Relief agencies are ready to help, but the Ethiopian government is refusing to allow full humanitarian access to Tigray. When the region was locked down at the start of the conflict, many expected that humanitarian assistance would be an exception. They were sadly proved wrong. International humanitarian law requires that parties to armed conflict allow and facilitate rapid and unimpeded passage of impartial humanitarian relief for civilians in need, but humanitarian access to Tigray remained completely blocked for almost a month after the conflict began. In December, the UN announced that an agreement had been reached with the Ethiopian government to allow “unimpeded, sustained and secure access” into the areas under its control. Despite this agreement, access remains highly constrained to date.

Instead of allowing full access, the Ethiopian government introduced two separate approval processes for aid shipments and personnel. These approval processes have been slow, and many requests have been denied. So far, a majority of entry requests for relief workers have been denied too, making it incredibly difficult to distribute the very little aid that has been allowed in. An aid worker with more than 40 years of experience recently said that he had “rarely seen an aid response so impeded”.

Meanwhile, the humanitarian crisis across Tigray is getting worse by the day. The UN recently estimated that 2.3 million people were in immediate need of life-saving assistance. There has been no trade with the region since November and the harvest season has been impacted by the conflict, with crops and equipment destroyed and farmers fleeing from their land. The situation is particularly acute in rural areas where humanitarian access has been even more difficult due to the continued fighting and where banks and markets are still closed. The healthcare system in the region has also largely collapsed.

Tigray borders Eritrea and is home to four refugee camps hosting over 96,000 Eritrean refugees – 44% of whom are children. Two of the camps, Hitsats and Shimelba, have not received any humanitarian assistance since the start of the conflict. One refugee who recently fled Hitsats told Amnesty International: “We were eating leaves from the field and drinking water from the nearby well”. Many refugees have been forced to flee the camps. Some have fled to neighbouring towns, where they are begging for food and sleeping outside. Some fled to the capital Addis Ababa, far from the conflict, but were returned to Tigray against their will by the Ethiopian agency in charge of refugee affairs.

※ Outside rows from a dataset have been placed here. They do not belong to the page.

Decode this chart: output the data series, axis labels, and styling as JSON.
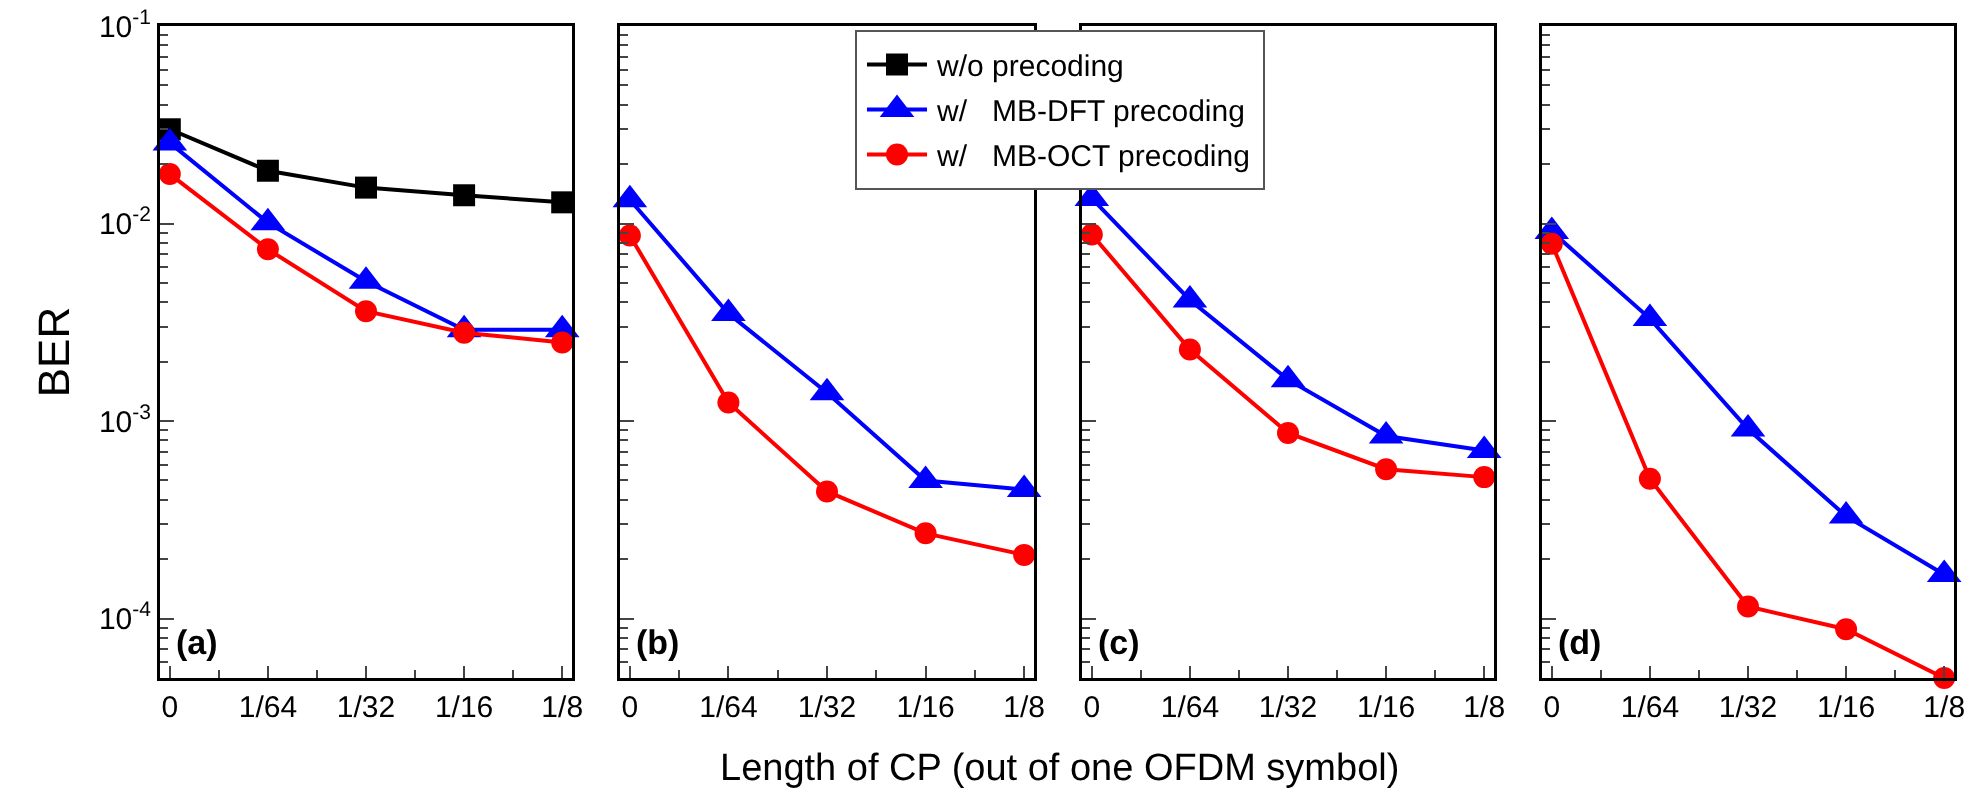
{
  "chart_data": [
    {
      "type": "line",
      "ylabel": "BER",
      "xlabel": "Length of CP (out of one OFDM symbol)",
      "categories": [
        "0",
        "1/64",
        "1/32",
        "1/16",
        "1/8"
      ],
      "log": "y",
      "ylim": [
        5e-05,
        0.1
      ],
      "yticks": [
        {
          "value": 0.1,
          "label": "10$^{-1}$"
        },
        {
          "value": 0.01,
          "label": "10$^{-2}$"
        },
        {
          "value": 0.001,
          "label": "10$^{-3}$"
        },
        {
          "value": 0.0001,
          "label": "10$^{-4}$"
        }
      ],
      "grid": false,
      "legend": "top",
      "annotations": [
        "(a)"
      ],
      "series": [
        {
          "name": "w/o precoding",
          "color": "#000000",
          "marker": "square",
          "values": [
            0.03,
            0.0185,
            0.0152,
            0.0139,
            0.0128
          ]
        },
        {
          "name": "w/   MB-DFT precoding",
          "color": "#0000ff",
          "marker": "triangle",
          "values": [
            0.0256,
            0.0101,
            0.0051,
            0.0029,
            0.0029
          ]
        },
        {
          "name": "w/   MB-OCT precoding",
          "color": "#ff0000",
          "marker": "circle",
          "values": [
            0.0178,
            0.0074,
            0.0036,
            0.0028,
            0.0025
          ]
        }
      ]
    },
    {
      "type": "line",
      "categories": [
        "0",
        "1/64",
        "1/32",
        "1/16",
        "1/8"
      ],
      "log": "y",
      "ylim": [
        5e-05,
        0.1
      ],
      "yticks": [
        {
          "value": 0.1,
          "label": null
        },
        {
          "value": 0.01,
          "label": null
        },
        {
          "value": 0.001,
          "label": null
        },
        {
          "value": 0.0001,
          "label": null
        }
      ],
      "tick_labels": "x",
      "grid": false,
      "annotations": [
        "(b)"
      ],
      "series": [
        {
          "color": "#0000ff",
          "marker": "triangle",
          "values": [
            0.0132,
            0.0035,
            0.00139,
            0.0005,
            0.00045
          ]
        },
        {
          "color": "#ff0000",
          "marker": "circle",
          "values": [
            0.0087,
            0.00124,
            0.00044,
            0.00027,
            0.00021
          ]
        }
      ]
    },
    {
      "type": "line",
      "categories": [
        "0",
        "1/64",
        "1/32",
        "1/16",
        "1/8"
      ],
      "log": "y",
      "ylim": [
        5e-05,
        0.1
      ],
      "yticks": [
        {
          "value": 0.1,
          "label": null
        },
        {
          "value": 0.01,
          "label": null
        },
        {
          "value": 0.001,
          "label": null
        },
        {
          "value": 0.0001,
          "label": null
        }
      ],
      "tick_labels": "x",
      "grid": false,
      "annotations": [
        "(c)"
      ],
      "series": [
        {
          "color": "#0000ff",
          "marker": "triangle",
          "values": [
            0.0134,
            0.0041,
            0.00162,
            0.00084,
            0.00071
          ]
        },
        {
          "color": "#ff0000",
          "marker": "circle",
          "values": [
            0.0088,
            0.0023,
            0.00087,
            0.00057,
            0.00052
          ]
        }
      ]
    },
    {
      "type": "line",
      "categories": [
        "0",
        "1/64",
        "1/32",
        "1/16",
        "1/8"
      ],
      "log": "y",
      "ylim": [
        5e-05,
        0.1
      ],
      "yticks": [
        {
          "value": 0.1,
          "label": null
        },
        {
          "value": 0.01,
          "label": null
        },
        {
          "value": 0.001,
          "label": null
        },
        {
          "value": 0.0001,
          "label": null
        }
      ],
      "tick_labels": "x",
      "grid": false,
      "annotations": [
        "(d)"
      ],
      "series": [
        {
          "color": "#0000ff",
          "marker": "triangle",
          "values": [
            0.0091,
            0.0033,
            0.00091,
            0.00033,
            0.000167
          ]
        },
        {
          "color": "#ff0000",
          "marker": "circle",
          "values": [
            0.0079,
            0.00051,
            0.000115,
            8.83e-05,
            5e-05
          ]
        }
      ]
    }
  ]
}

The Ethiopian government declared victory at the end of November and has claimed that the situation in Tigray is back to normal. The lack of images, videos and witness testimonies from the ground makes it easier for them to make such claims and for the world to turn its focus away from Tigray. This must not be allowed to continue. People are trapped in an active conflict and suffering immeasurably – citizens and refugees, Ethiopians and Eritreans alike. The Ethiopian government must be held to account for violating international human rights law and humanitarian law by continuing to block full humanitarian access to Tigray.